The forum was aimed at getting inputs of stakeholders to the contents of four bills on how to achieve rapid development of the solid minerals sector.
The bills are Nigerian Minerals Development Corporation Establishment Bill 2021, Solid Minerals Producing Areas Development Commission Establishment Bill 2021, Institute of Bitumen Management Establishment Bill 2021, and the Explosive Act 1964 Repeal and Re-enactment Bill 2021.
The panel is also expected to investigate the loss of $9 billion annually due to illegal mining and smuggling of gold.
Ogah said, “It is unfortunate that the Central Bank of Nigeria did not believe in us. If they believe in us, if they support us the way they are supporting agriculture, we will do wonders for this country.
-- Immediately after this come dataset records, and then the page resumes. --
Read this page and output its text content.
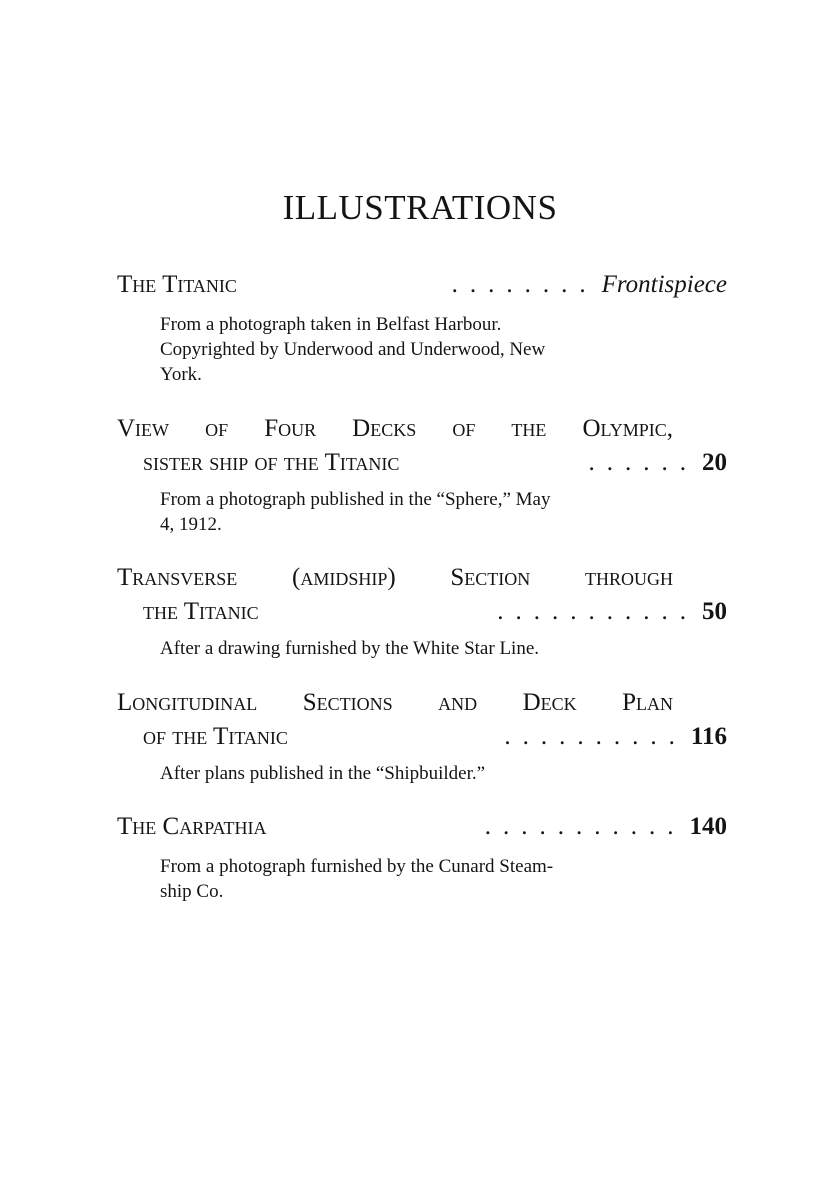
ILLUSTRATIONS
The Titanic	........ Frontispiece
From a photograph taken in Belfast Harbour.
Copyrighted by Underwood and Underwood, New
York.
View of Four Decks of the Olympic,
sister ship of the Titanic	...... 20
From a photograph published in the “Sphere,” May
4, 1912.
Transverse (amidship) Section through
the Titanic	........... 50
After a drawing furnished by the White Star Line.
Longitudinal Sections and Deck Plan
of the Titanic	.......... 116
After plans published in the “Shipbuilder.”
The Carpathia	........... 140
From a photograph furnished by the Cunard Steam-
ship Co.
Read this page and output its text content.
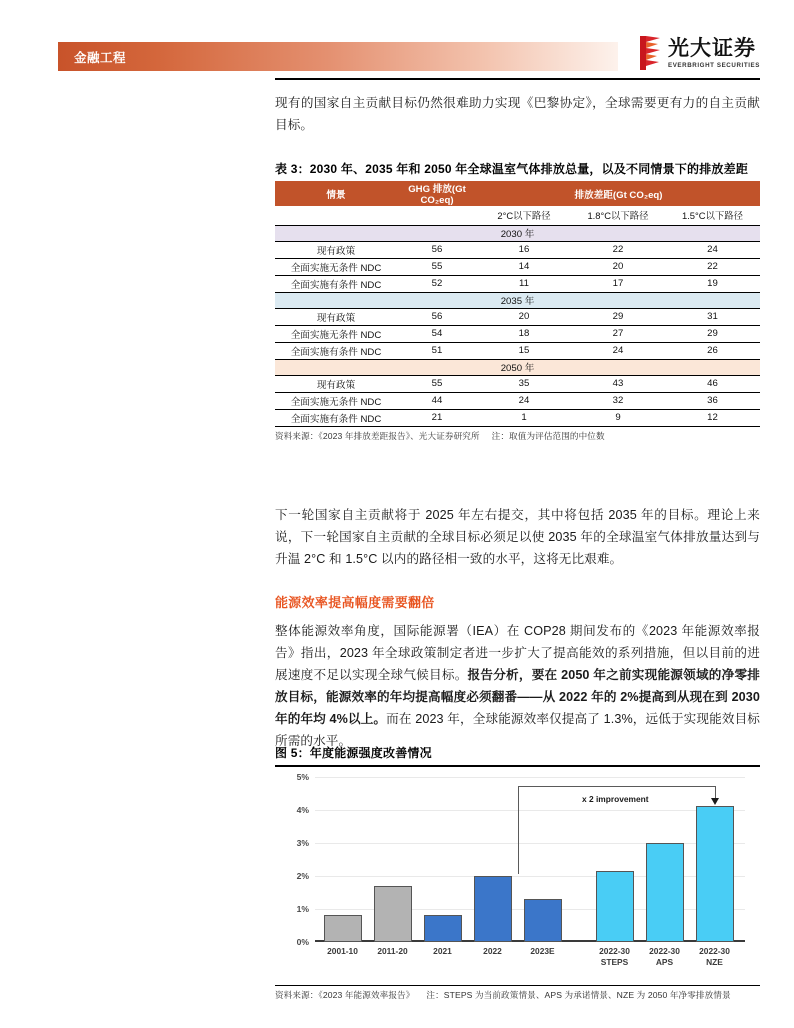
金融工程	光大证券
EVERBRIGHT SECURITIES

现有的国家自主贡献目标仍然很难助力实现《巴黎协定》，全球需要更有力的自主贡献目标。

表 3：2030 年、2035 年和 2050 年全球温室气体排放总量，以及不同情景下的排放差距
情景	GHG 排放(Gt CO₂eq)	排放差距(Gt CO₂eq)		
		2°C以下路径	1.8°C以下路径	1.5°C以下路径
2030 年				
现有政策	56	16	22	24
全面实施无条件 NDC	55	14	20	22
全面实施有条件 NDC	52	11	17	19
2035 年				
现有政策	56	20	29	31
全面实施无条件 NDC	54	18	27	29
全面实施有条件 NDC	51	15	24	26
2050 年				
现有政策	55	35	43	46
全面实施无条件 NDC	44	24	32	36
全面实施有条件 NDC	21	1	9	12
资料来源：《2023 年排放差距报告》、光大证券研究所 注：取值为评估范围的中位数

下一轮国家自主贡献将于 2025 年左右提交，其中将包括 2035 年的目标。理论上来说，下一轮国家自主贡献的全球目标必须足以使 2035 年的全球温室气体排放量达到与升温 2°C 和 1.5°C 以内的路径相一致的水平，这将无比艰难。

能源效率提高幅度需要翻倍

整体能源效率角度，国际能源署（IEA）在 COP28 期间发布的《2023 年能源效率报告》指出，2023 年全球政策制定者进一步扩大了提高能效的系列措施，但以目前的进展速度不足以实现全球气候目标。报告分析，要在 2050 年之前实现能源领域的净零排放目标，能源效率的年均提高幅度必须翻番——从 2022 年的 2%提高到从现在到 2030 年的年均 4%以上。而在 2023 年，全球能源效率仅提高了 1.3%，远低于实现能效目标所需的水平。

图 5：年度能源强度改善情况
0%
1%
2%
3%
4%
5%
2001-10	2011-20	2021	2022	2023E	2022-30
STEPS
2022-30
APS
2022-30
NZE
x 2 improvement
资料来源：《2023 年能源效率报告》 注：STEPS 为当前政策情景、APS 为承诺情景、NZE 为 2050 年净零排放情景
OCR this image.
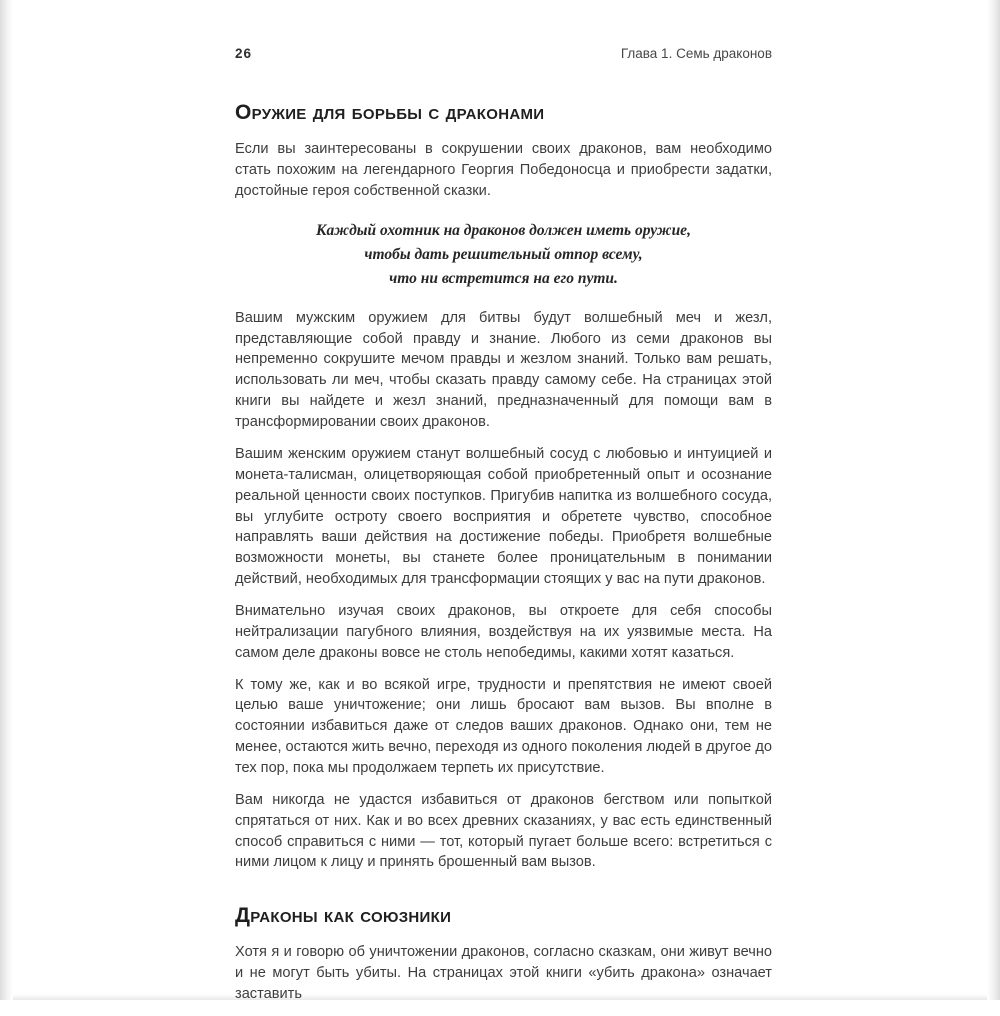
26	Глава 1. Семь драконов
Оружие для борьбы с драконами

Если вы заинтересованы в сокрушении своих драконов, вам необходимо стать похожим на легендарного Георгия Победоносца и приобрести задатки, достойные героя собственной сказки.

Каждый охотник на драконов должен иметь оружие,
чтобы дать решительный отпор всему,
что ни встретится на его пути.

Вашим мужским оружием для битвы будут волшебный меч и жезл, представляющие собой правду и знание. Любого из семи драконов вы непременно сокрушите мечом правды и жезлом знаний. Только вам решать, использовать ли меч, чтобы сказать правду самому себе. На страницах этой книги вы найдете и жезл знаний, предназначенный для помощи вам в трансформировании своих драконов.

Вашим женским оружием станут волшебный сосуд с любовью и интуицией и монета-талисман, олицетворяющая собой приобретенный опыт и осознание реальной ценности своих поступков. Пригубив напитка из волшебного сосуда, вы углубите остроту своего восприятия и обретете чувство, способное направлять ваши действия на достижение победы. Приобретя волшебные возможности монеты, вы станете более проницательным в понимании действий, необходимых для трансформации стоящих у вас на пути драконов.

Внимательно изучая своих драконов, вы откроете для себя способы нейтрализации пагубного влияния, воздействуя на их уязвимые места. На самом деле драконы вовсе не столь непобедимы, какими хотят казаться.

К тому же, как и во всякой игре, трудности и препятствия не имеют своей целью ваше уничтожение; они лишь бросают вам вызов. Вы вполне в состоянии избавиться даже от следов ваших драконов. Однако они, тем не менее, остаются жить вечно, переходя из одного поколения людей в другое до тех пор, пока мы продолжаем терпеть их присутствие.

Вам никогда не удастся избавиться от драконов бегством или попыткой спрятаться от них. Как и во всех древних сказаниях, у вас есть единственный способ справиться с ними — тот, который пугает больше всего: встретиться с ними лицом к лицу и принять брошенный вам вызов.

Драконы как союзники

Хотя я и говорю об уничтожении драконов, согласно сказкам, они живут вечно и не могут быть убиты. На страницах этой книги «убить дракона» означает заставить
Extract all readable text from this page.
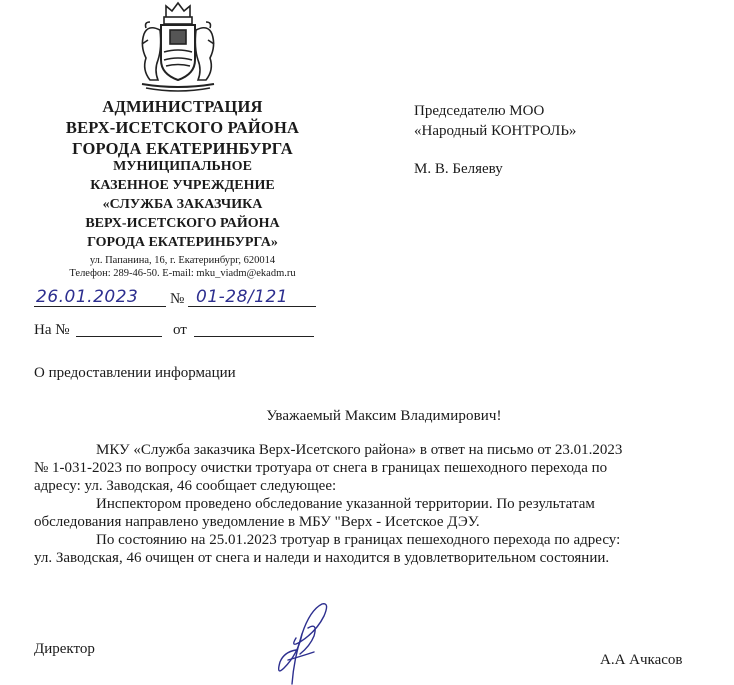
АДМИНИСТРАЦИЯ
ВЕРХ-ИСЕТСКОГО РАЙОНА
ГОРОДА ЕКАТЕРИНБУРГА
МУНИЦИПАЛЬНОЕ
КАЗЕННОЕ УЧРЕЖДЕНИЕ
«СЛУЖБА ЗАКАЗЧИКА
ВЕРХ-ИСЕТСКОГО РАЙОНА
ГОРОДА ЕКАТЕРИНБУРГА»
ул. Папанина, 16, г. Екатеринбург, 620014
Телефон: 289-46-50. E-mail: mku_viadm@ekadm.ru
26.01.2023 № 01-28/121
На №	от
О предоставлении информации
Председателю МОО
«Народный КОНТРОЛЬ»
М. В. Беляеву
Уважаемый Максим Владимирович!
МКУ «Служба заказчика Верх-Исетского района» в ответ на письмо от 23.01.2023
№ 1-031-2023 по вопросу очистки тротуара от снега в границах пешеходного перехода по
адресу: ул. Заводская, 46 сообщает следующее:
Инспектором проведено обследование указанной территории. По результатам
обследования направлено уведомление в МБУ "Верх - Исетское ДЭУ.
По состоянию на 25.01.2023 тротуар в границах пешеходного перехода по адресу:
ул. Заводская, 46 очищен от снега и наледи и находится в удовлетворительном состоянии.
Директор
А.А Ачкасов
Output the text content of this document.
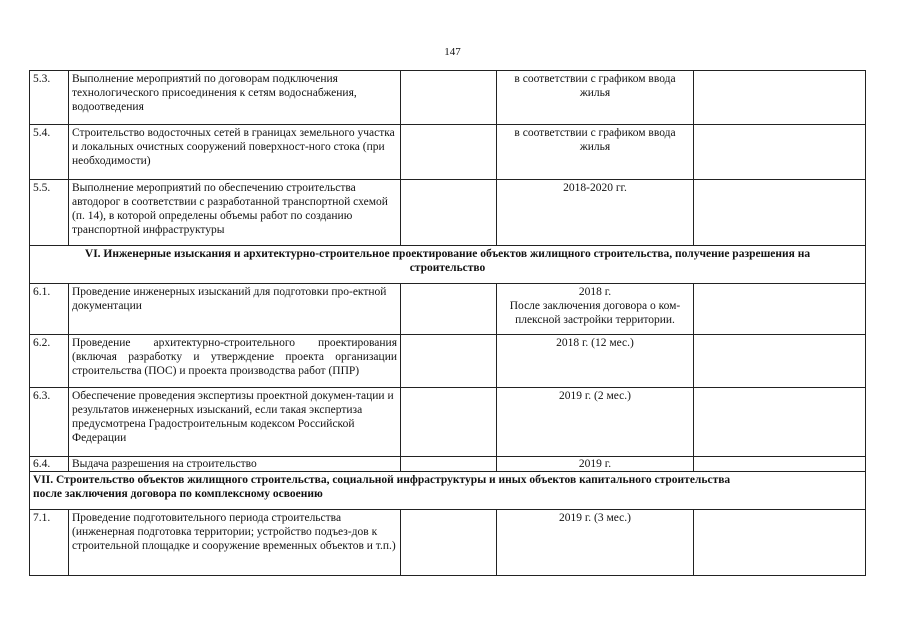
147
5.3.	Выполнение мероприятий по договорам подключения технологического присоединения к сетям водоснабжения, водоотведения		в соответствии с графиком ввода жилья	
5.4.	Строительство водосточных сетей в границах земельного участка и локальных очистных сооружений поверхност-ного стока (при необходимости)		в соответствии с графиком ввода жилья	
5.5.	Выполнение мероприятий по обеспечению строительства автодорог в соответствии с разработанной транспортной схемой (п. 14), в которой определены объемы работ по созданию транспортной инфраструктуры		2018-2020 гг.	

VI. Инженерные изыскания и архитектурно-строительное проектирование объектов жилищного строительства, получение разрешения на
строительство				

6.1.	Проведение инженерных изысканий для подготовки про-ектной документации		2018 г.
После заключения договора о ком-плексной застройки территории.	

6.2.	Проведение архитектурно-строительного проектирования (включая разработку и утверждение проекта организации строительства (ПОС) и проекта производства работ (ППР)		2018 г. (12 мес.)	
6.3.	Обеспечение проведения экспертизы проектной докумен-тации и результатов инженерных изысканий, если такая экспертиза предусмотрена Градостроительным кодексом Российской Федерации		2019 г. (2 мес.)	
6.4.	Выдача разрешения на строительство		2019 г.	

VII. Строительство объектов жилищного строительства, социальной инфраструктуры и иных объектов капитального строительства
после заключения договора по комплексному освоению				

7.1.	Проведение подготовительного периода строительства (инженерная подготовка территории; устройство подъез-дов к строительной площадке и сооружение временных объектов и т.п.)		2019 г. (3 мес.)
“This is one ministry that is untapped, that is unknown, that can change the landscape of our revenue.”
The minister said there was need to support research for growth of the sector.
According to him, “Equally, we need to ask the Ministry of Finance to speed up the export policy on solid minerals because that is the only way to have operators into the sector”.
Ogah urged citizens to be involved in checking the activities of intruders in the mining sub-sector.